Thread | Brutkey

Ivanti is on the board with their August advisories. But good news!

We are not aware of any customers being exploited by these vulnerabilities at the time of disclosure.

https://forums.ivanti.com/s/article/Security-Advisory-Ivanti-Avalanche-CVE-2025-8296-CVE-2025-8297

https://forums.ivanti.com/s/article/August-Security-Advisory-Ivanti-Virtual-Application-Delivery-Controller-vADC-previously-vTM-CVE-2025-8310

https://forums.ivanti.com/s/article/August-Security-Advisory-Ivanti-Connect-Secure-Policy-Secure-ZTA-Gateways-Multiple-CVEs

#patchTuesday

Andrew Golding
@huronbikes@cyberplace.social

@cR0w@infosec.exchange I suppose on the plus side, the RCE/SQL-injection vulnerabilities require authentication. You know, little bit of silver lining on the usual dumpster fire.

cR0w
@cR0w@infosec.exchange

@huronbikes@cyberplace.social Agreed. As far as Ivanti vulns go, this is nothing. But the wording of the (dis)claimer was interesting.

Andrew Golding
@huronbikes@cyberplace.social

@cR0w@infosec.exchange "as far as we know (nevermind we know very little), everything is fine!"

cR0w
@cR0w@infosec.exchange

@huronbikes@cyberplace.social

massive bong rip

Do any of us really know anything though?

RootWyrm 🇺🇦

:progress:
@rootwyrm@weird.autos

@cR0w@infosec.exchange @huronbikes@cyberplace.social
The people left at Ivanti:
<massive bong rip> Who knows?

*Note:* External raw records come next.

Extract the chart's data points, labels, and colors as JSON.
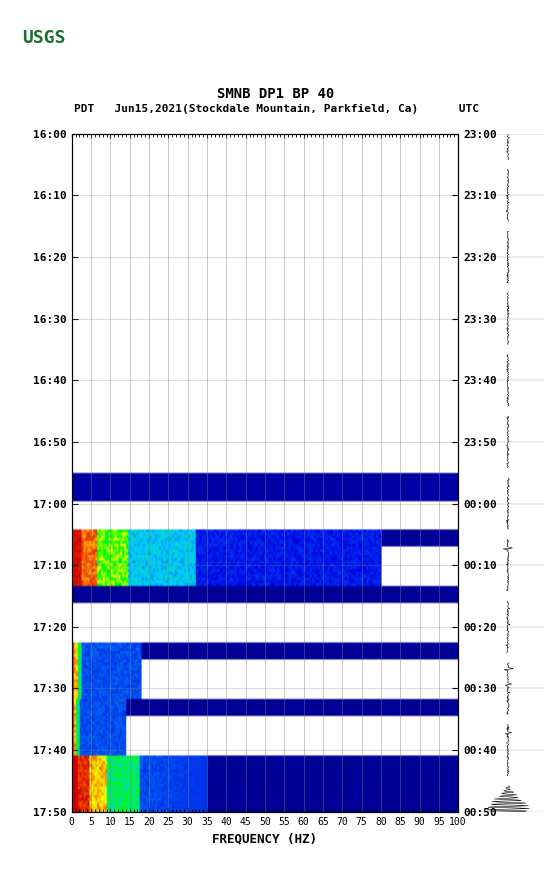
{
  "title_line1": "SMNB DP1 BP 40",
  "title_line2": "PDT   Jun15,2021(Stockdale Mountain, Parkfield, Ca)      UTC",
  "xlabel": "FREQUENCY (HZ)",
  "freq_ticks": [
    0,
    5,
    10,
    15,
    20,
    25,
    30,
    35,
    40,
    45,
    50,
    55,
    60,
    65,
    70,
    75,
    80,
    85,
    90,
    95,
    100
  ],
  "time_labels_left": [
    "16:00",
    "16:10",
    "16:20",
    "16:30",
    "16:40",
    "16:50",
    "17:00",
    "17:10",
    "17:20",
    "17:30",
    "17:40",
    "17:50"
  ],
  "time_labels_right": [
    "23:00",
    "23:10",
    "23:20",
    "23:30",
    "23:40",
    "23:50",
    "00:00",
    "00:10",
    "00:20",
    "00:30",
    "00:40",
    "00:50"
  ],
  "n_time_rows": 12,
  "n_freq_bins": 200,
  "usgs_green": "#1a6e2e"
}
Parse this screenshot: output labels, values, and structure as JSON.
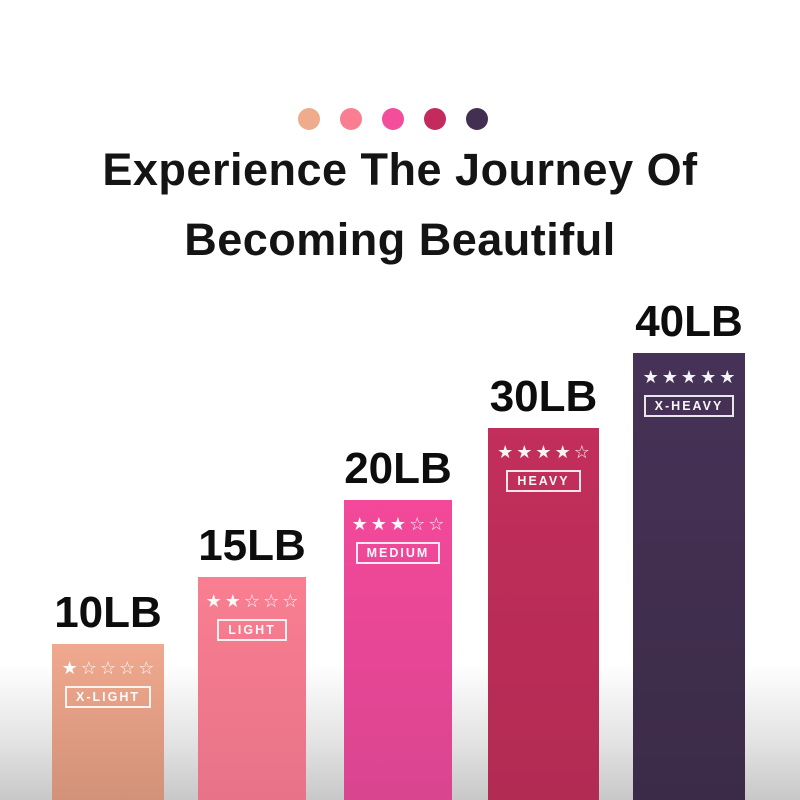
{
  "palette_dots": {
    "colors": [
      "#EFAC8C",
      "#F97E91",
      "#F24E9B",
      "#C22B5B",
      "#433050"
    ]
  },
  "title": {
    "line1": "Experience The Journey Of",
    "line2": "Becoming Beautiful"
  },
  "chart_data": {
    "type": "bar",
    "title": "Experience The Journey Of Becoming Beautiful",
    "categories": [
      "10LB",
      "15LB",
      "20LB",
      "30LB",
      "40LB"
    ],
    "values": [
      10,
      15,
      20,
      30,
      40
    ],
    "unit": "LB",
    "legend_position": "none",
    "grid": false,
    "bars": [
      {
        "label": "10LB",
        "weight": 10,
        "rating": 1,
        "rating_max": 5,
        "stars_display": "★☆☆☆☆",
        "level": "X-LIGHT",
        "colors": [
          "#F0A98E",
          "#D29179"
        ]
      },
      {
        "label": "15LB",
        "weight": 15,
        "rating": 2,
        "rating_max": 5,
        "stars_display": "★★☆☆☆",
        "level": "LIGHT",
        "colors": [
          "#F97E91",
          "#E87389"
        ]
      },
      {
        "label": "20LB",
        "weight": 20,
        "rating": 3,
        "rating_max": 5,
        "stars_display": "★★★☆☆",
        "level": "MEDIUM",
        "colors": [
          "#F4489B",
          "#D94590"
        ]
      },
      {
        "label": "30LB",
        "weight": 30,
        "rating": 4,
        "rating_max": 5,
        "stars_display": "★★★★☆",
        "level": "HEAVY",
        "colors": [
          "#C32E5C",
          "#B22B53"
        ]
      },
      {
        "label": "40LB",
        "weight": 40,
        "rating": 5,
        "rating_max": 5,
        "stars_display": "★★★★★",
        "level": "X-HEAVY",
        "colors": [
          "#473257",
          "#3C2B48"
        ]
      }
    ]
  }
}
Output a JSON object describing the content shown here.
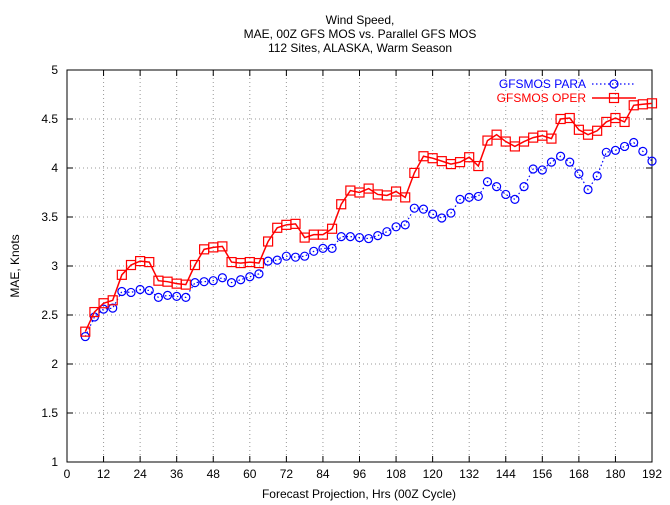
{
  "chart_data": {
    "type": "line",
    "title_lines": [
      "Wind Speed,",
      "MAE, 00Z GFS MOS vs. Parallel GFS MOS",
      "112 Sites, ALASKA, Warm Season"
    ],
    "xlabel": "Forecast Projection, Hrs (00Z Cycle)",
    "ylabel": "MAE, Knots",
    "xlim": [
      0,
      192
    ],
    "ylim": [
      1,
      5
    ],
    "x_ticks": [
      "0",
      "12",
      "24",
      "36",
      "48",
      "60",
      "72",
      "84",
      "96",
      "108",
      "120",
      "132",
      "144",
      "156",
      "168",
      "180",
      "192"
    ],
    "y_ticks": [
      "1",
      "1.5",
      "2",
      "2.5",
      "3",
      "3.5",
      "4",
      "4.5",
      "5"
    ],
    "grid": true,
    "legend_position": "top-right",
    "x": [
      6,
      9,
      12,
      15,
      18,
      21,
      24,
      27,
      30,
      33,
      36,
      39,
      42,
      45,
      48,
      51,
      54,
      57,
      60,
      63,
      66,
      69,
      72,
      75,
      78,
      81,
      84,
      87,
      90,
      93,
      96,
      99,
      102,
      105,
      108,
      111,
      114,
      117,
      120,
      123,
      126,
      129,
      132,
      135,
      138,
      141,
      144,
      147,
      150,
      153,
      156,
      159,
      162,
      165,
      168,
      171,
      174,
      177,
      180,
      183,
      186,
      189,
      192
    ],
    "series": [
      {
        "name": "GFSMOS PARA",
        "color": "#0000ff",
        "marker": "circle",
        "line_style": "dotted",
        "values": [
          2.28,
          2.48,
          2.56,
          2.57,
          2.74,
          2.73,
          2.76,
          2.75,
          2.68,
          2.7,
          2.69,
          2.68,
          2.83,
          2.84,
          2.85,
          2.88,
          2.83,
          2.86,
          2.89,
          2.92,
          3.05,
          3.06,
          3.1,
          3.09,
          3.1,
          3.15,
          3.18,
          3.18,
          3.3,
          3.3,
          3.29,
          3.28,
          3.31,
          3.35,
          3.4,
          3.42,
          3.59,
          3.58,
          3.53,
          3.49,
          3.54,
          3.68,
          3.7,
          3.71,
          3.86,
          3.81,
          3.73,
          3.68,
          3.81,
          3.99,
          3.98,
          4.06,
          4.12,
          4.06,
          3.94,
          3.78,
          3.92,
          4.16,
          4.18,
          4.22,
          4.26,
          4.17,
          4.07
        ]
      },
      {
        "name": "GFSMOS OPER",
        "color": "#ff0000",
        "marker": "square",
        "line_style": "solid",
        "values": [
          2.33,
          2.53,
          2.62,
          2.65,
          2.91,
          3.01,
          3.05,
          3.04,
          2.85,
          2.84,
          2.82,
          2.81,
          3.01,
          3.17,
          3.19,
          3.2,
          3.04,
          3.03,
          3.04,
          3.03,
          3.25,
          3.39,
          3.42,
          3.43,
          3.29,
          3.32,
          3.32,
          3.38,
          3.63,
          3.77,
          3.75,
          3.79,
          3.73,
          3.72,
          3.76,
          3.7,
          3.95,
          4.12,
          4.1,
          4.07,
          4.04,
          4.06,
          4.11,
          4.02,
          4.28,
          4.34,
          4.27,
          4.22,
          4.27,
          4.31,
          4.33,
          4.3,
          4.5,
          4.51,
          4.39,
          4.34,
          4.38,
          4.47,
          4.51,
          4.47,
          4.64,
          4.65,
          4.66
        ]
      }
    ]
  }
}
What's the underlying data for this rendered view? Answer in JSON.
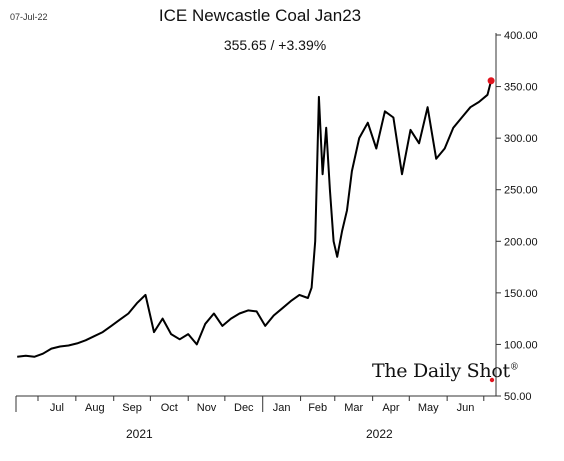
{
  "header": {
    "date": "07-Jul-22",
    "title": "ICE Newcastle Coal Jan23",
    "subtitle": "355.65  /  +3.39%"
  },
  "watermark": {
    "text": "The Daily Shot",
    "mark": "®"
  },
  "colors": {
    "line": "#000000",
    "last_point": "#e0141e",
    "axis": "#333333"
  },
  "chart_data": {
    "type": "line",
    "title": "ICE Newcastle Coal Jan23",
    "subtitle": "355.65  /  +3.39%",
    "y_axis": {
      "position": "right",
      "min": 50,
      "max": 400,
      "ticks": [
        "400.00",
        "350.00",
        "300.00",
        "250.00",
        "200.00",
        "150.00",
        "100.00",
        "50.00"
      ]
    },
    "x_axis": {
      "months": [
        "Jul",
        "Aug",
        "Sep",
        "Oct",
        "Nov",
        "Dec",
        "Jan",
        "Feb",
        "Mar",
        "Apr",
        "May",
        "Jun"
      ],
      "years": [
        "2021",
        "2022"
      ]
    },
    "grid": false,
    "series": [
      {
        "x": [
          "2021-06-14",
          "2021-06-21",
          "2021-06-28",
          "2021-07-05",
          "2021-07-12",
          "2021-07-19",
          "2021-07-26",
          "2021-08-02",
          "2021-08-09",
          "2021-08-16",
          "2021-08-23",
          "2021-08-30",
          "2021-09-06",
          "2021-09-13",
          "2021-09-20",
          "2021-09-27",
          "2021-10-04",
          "2021-10-11",
          "2021-10-18",
          "2021-10-25",
          "2021-11-01",
          "2021-11-08",
          "2021-11-15",
          "2021-11-22",
          "2021-11-29",
          "2021-12-06",
          "2021-12-13",
          "2021-12-20",
          "2021-12-27",
          "2022-01-03",
          "2022-01-10",
          "2022-01-17",
          "2022-01-24",
          "2022-01-31",
          "2022-02-07",
          "2022-02-10",
          "2022-02-13",
          "2022-02-16",
          "2022-02-19",
          "2022-02-22",
          "2022-02-25",
          "2022-02-28",
          "2022-03-03",
          "2022-03-07",
          "2022-03-11",
          "2022-03-15",
          "2022-03-21",
          "2022-03-28",
          "2022-04-04",
          "2022-04-11",
          "2022-04-18",
          "2022-04-25",
          "2022-05-02",
          "2022-05-09",
          "2022-05-16",
          "2022-05-23",
          "2022-05-30",
          "2022-06-06",
          "2022-06-13",
          "2022-06-20",
          "2022-06-27",
          "2022-07-04",
          "2022-07-07"
        ],
        "y": [
          88,
          89,
          88,
          91,
          96,
          98,
          99,
          101,
          104,
          108,
          112,
          118,
          124,
          130,
          140,
          148,
          112,
          125,
          110,
          105,
          110,
          100,
          120,
          130,
          118,
          125,
          130,
          133,
          132,
          118,
          128,
          135,
          142,
          148,
          145,
          155,
          200,
          340,
          265,
          310,
          250,
          200,
          185,
          210,
          230,
          268,
          300,
          315,
          290,
          326,
          320,
          265,
          308,
          295,
          330,
          280,
          290,
          310,
          320,
          330,
          335,
          342,
          355.65
        ]
      }
    ],
    "last_value": 355.65
  }
}
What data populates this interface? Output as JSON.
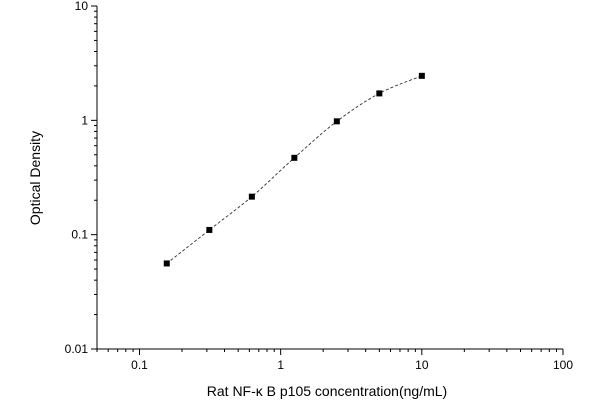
{
  "chart_data": {
    "type": "scatter",
    "title": "",
    "xlabel": "Rat NF-κ B p105 concentration(ng/mL)",
    "ylabel": "Optical Density",
    "x_scale": "log",
    "y_scale": "log",
    "xlim": [
      0.05,
      100
    ],
    "ylim": [
      0.01,
      10
    ],
    "x_tick_labels": [
      "0.1",
      "1",
      "10",
      "100"
    ],
    "y_tick_labels": [
      "0.01",
      "0.1",
      "1",
      "10"
    ],
    "grid": false,
    "legend": "none",
    "fit_line": "dashed smooth curve through points",
    "series": [
      {
        "x": [
          0.156,
          0.3125,
          0.625,
          1.25,
          2.5,
          5,
          10
        ],
        "y": [
          0.056,
          0.11,
          0.215,
          0.47,
          0.98,
          1.72,
          2.45
        ]
      }
    ],
    "colors": {
      "axis": "#000000",
      "marker": "#000000",
      "curve": "#333333"
    }
  }
}
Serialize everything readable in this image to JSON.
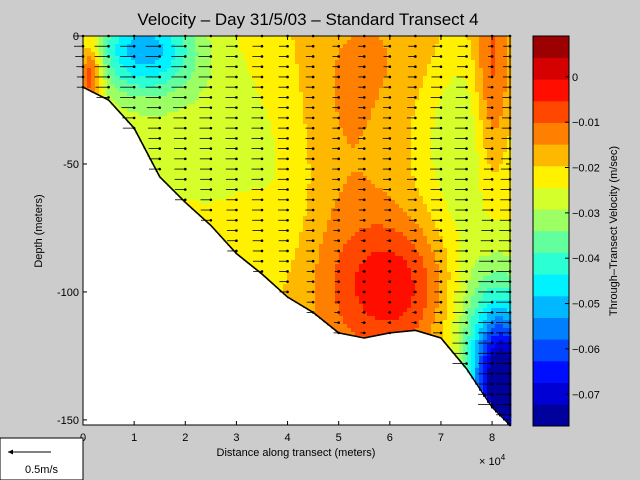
{
  "chart_data": {
    "type": "heatmap",
    "title": "Velocity – Day 31/5/03 – Standard Transect 4",
    "xlabel": "Distance along transect (meters)",
    "ylabel": "Depth (meters)",
    "x_multiplier": "× 10",
    "x_multiplier_exp": "4",
    "xlim": [
      0,
      8.35
    ],
    "ylim": [
      -152,
      0
    ],
    "xticks": [
      0,
      1,
      2,
      3,
      4,
      5,
      6,
      7,
      8
    ],
    "yticks": [
      0,
      -50,
      -100,
      -150
    ],
    "colorbar": {
      "label": "Through–Transect Velocity (m/sec)",
      "range": [
        -0.077,
        0.009
      ],
      "ticks": [
        0,
        -0.01,
        -0.02,
        -0.03,
        -0.04,
        -0.05,
        -0.06,
        -0.07
      ],
      "tick_labels": [
        "0",
        "−0.01",
        "−0.02",
        "−0.03",
        "−0.04",
        "−0.05",
        "−0.06",
        "−0.07"
      ],
      "levels": 18
    },
    "bottom_profile": {
      "x": [
        0,
        0.5,
        1,
        1.5,
        2,
        2.5,
        3,
        3.5,
        4,
        4.5,
        5,
        5.5,
        6,
        6.5,
        7,
        7.5,
        8,
        8.35
      ],
      "depth": [
        -20,
        -25,
        -36,
        -55,
        -65,
        -74,
        -85,
        -93,
        -102,
        -108,
        -116,
        -118,
        -116,
        -115,
        -118,
        -130,
        -145,
        -152
      ]
    },
    "station_x": [
      0,
      0.5,
      1,
      1.5,
      2,
      2.5,
      3,
      3.5,
      4,
      4.5,
      5,
      5.5,
      6,
      6.5,
      7,
      7.5,
      8,
      8.35
    ],
    "scale_arrow_label": "0.5m/s"
  },
  "colors": {
    "background": "#cccccc",
    "plot_fill": "#ffffff",
    "arrows": "#000000"
  }
}
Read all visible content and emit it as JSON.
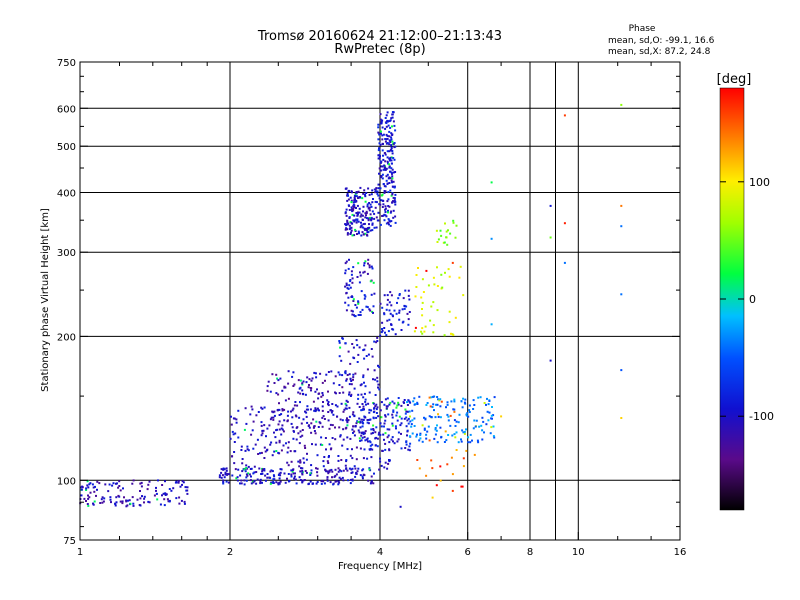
{
  "chart_data": {
    "type": "scatter",
    "title": "Tromsø 20160624 21:12:00–21:13:43",
    "subtitle": "RwPretec (8p)",
    "xlabel": "Frequency [MHz]",
    "ylabel": "Stationary phase Virtual Height [km]",
    "x_scale": "log",
    "y_scale": "log",
    "xlim": [
      1,
      16
    ],
    "ylim": [
      75,
      750
    ],
    "x_ticks": [
      1,
      2,
      4,
      6,
      8,
      10,
      16
    ],
    "y_ticks": [
      75,
      100,
      200,
      300,
      400,
      500,
      600,
      750
    ],
    "grid": true,
    "phase_box": {
      "title": "Phase",
      "line_o": "mean, sd,O: -99.1, 16.6",
      "line_x": "mean, sd,X:  87.2, 24.8"
    },
    "colorbar": {
      "label": "[deg]",
      "range": [
        -180,
        180
      ],
      "tick_values": [
        100,
        0,
        -100
      ],
      "tick_labels": [
        "100",
        "0",
        "-100"
      ]
    },
    "clusters": [
      {
        "fmin": 1.0,
        "fmax": 1.65,
        "hmin": 88,
        "hmax": 100,
        "phase": -105,
        "n": 140
      },
      {
        "fmin": 1.9,
        "fmax": 3.9,
        "hmin": 98,
        "hmax": 106,
        "phase": -100,
        "n": 220
      },
      {
        "fmin": 2.0,
        "fmax": 4.2,
        "hmin": 105,
        "hmax": 145,
        "phase": -105,
        "n": 260
      },
      {
        "fmin": 2.3,
        "fmax": 3.6,
        "hmin": 125,
        "hmax": 170,
        "phase": -110,
        "n": 180
      },
      {
        "fmin": 3.3,
        "fmax": 4.0,
        "hmin": 150,
        "hmax": 200,
        "phase": -100,
        "n": 70
      },
      {
        "fmin": 3.6,
        "fmax": 4.6,
        "hmin": 115,
        "hmax": 150,
        "phase": -90,
        "n": 160
      },
      {
        "fmin": 4.5,
        "fmax": 6.8,
        "hmin": 120,
        "hmax": 150,
        "phase": -40,
        "n": 160
      },
      {
        "fmin": 3.4,
        "fmax": 3.9,
        "hmin": 220,
        "hmax": 290,
        "phase": -100,
        "n": 80
      },
      {
        "fmin": 4.0,
        "fmax": 4.6,
        "hmin": 200,
        "hmax": 250,
        "phase": -95,
        "n": 60
      },
      {
        "fmin": 3.4,
        "fmax": 3.95,
        "hmin": 325,
        "hmax": 410,
        "phase": -100,
        "n": 200
      },
      {
        "fmin": 3.95,
        "fmax": 4.3,
        "hmin": 340,
        "hmax": 590,
        "phase": -95,
        "n": 230
      },
      {
        "fmin": 4.7,
        "fmax": 5.9,
        "hmin": 200,
        "hmax": 280,
        "phase": 80,
        "n": 45
      },
      {
        "fmin": 5.2,
        "fmax": 5.7,
        "hmin": 310,
        "hmax": 350,
        "phase": 60,
        "n": 18
      },
      {
        "fmin": 4.7,
        "fmax": 6.0,
        "hmin": 95,
        "hmax": 150,
        "phase": 140,
        "n": 25
      }
    ],
    "isolated_points": [
      {
        "f": 9.4,
        "h": 580,
        "phase": 160
      },
      {
        "f": 12.2,
        "h": 610,
        "phase": 60
      },
      {
        "f": 6.7,
        "h": 420,
        "phase": 20
      },
      {
        "f": 8.8,
        "h": 375,
        "phase": -90
      },
      {
        "f": 12.2,
        "h": 375,
        "phase": 140
      },
      {
        "f": 9.4,
        "h": 345,
        "phase": 170
      },
      {
        "f": 12.2,
        "h": 340,
        "phase": -40
      },
      {
        "f": 6.7,
        "h": 320,
        "phase": -30
      },
      {
        "f": 8.8,
        "h": 322,
        "phase": 50
      },
      {
        "f": 9.4,
        "h": 285,
        "phase": -40
      },
      {
        "f": 5.6,
        "h": 285,
        "phase": 160
      },
      {
        "f": 12.2,
        "h": 245,
        "phase": -40
      },
      {
        "f": 6.7,
        "h": 212,
        "phase": -20
      },
      {
        "f": 8.8,
        "h": 178,
        "phase": -100
      },
      {
        "f": 12.2,
        "h": 170,
        "phase": -50
      },
      {
        "f": 12.2,
        "h": 135,
        "phase": 110
      },
      {
        "f": 7.0,
        "h": 136,
        "phase": 110
      },
      {
        "f": 6.2,
        "h": 113,
        "phase": 130
      },
      {
        "f": 5.1,
        "h": 92,
        "phase": 110
      },
      {
        "f": 5.6,
        "h": 95,
        "phase": 160
      },
      {
        "f": 4.4,
        "h": 88,
        "phase": -100
      }
    ]
  }
}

Who cares?

Andrew Golding
@huronbikes@cyberplace.social

@cR0w@infosec.exchange look, I only really know what our PR form knows and they seem to know quite a lot and I'm sure none of it is made up because they are very serious and we pay them in coke, or at least we did before I kept the coke for myself and outsourced the thinking to a chatbot.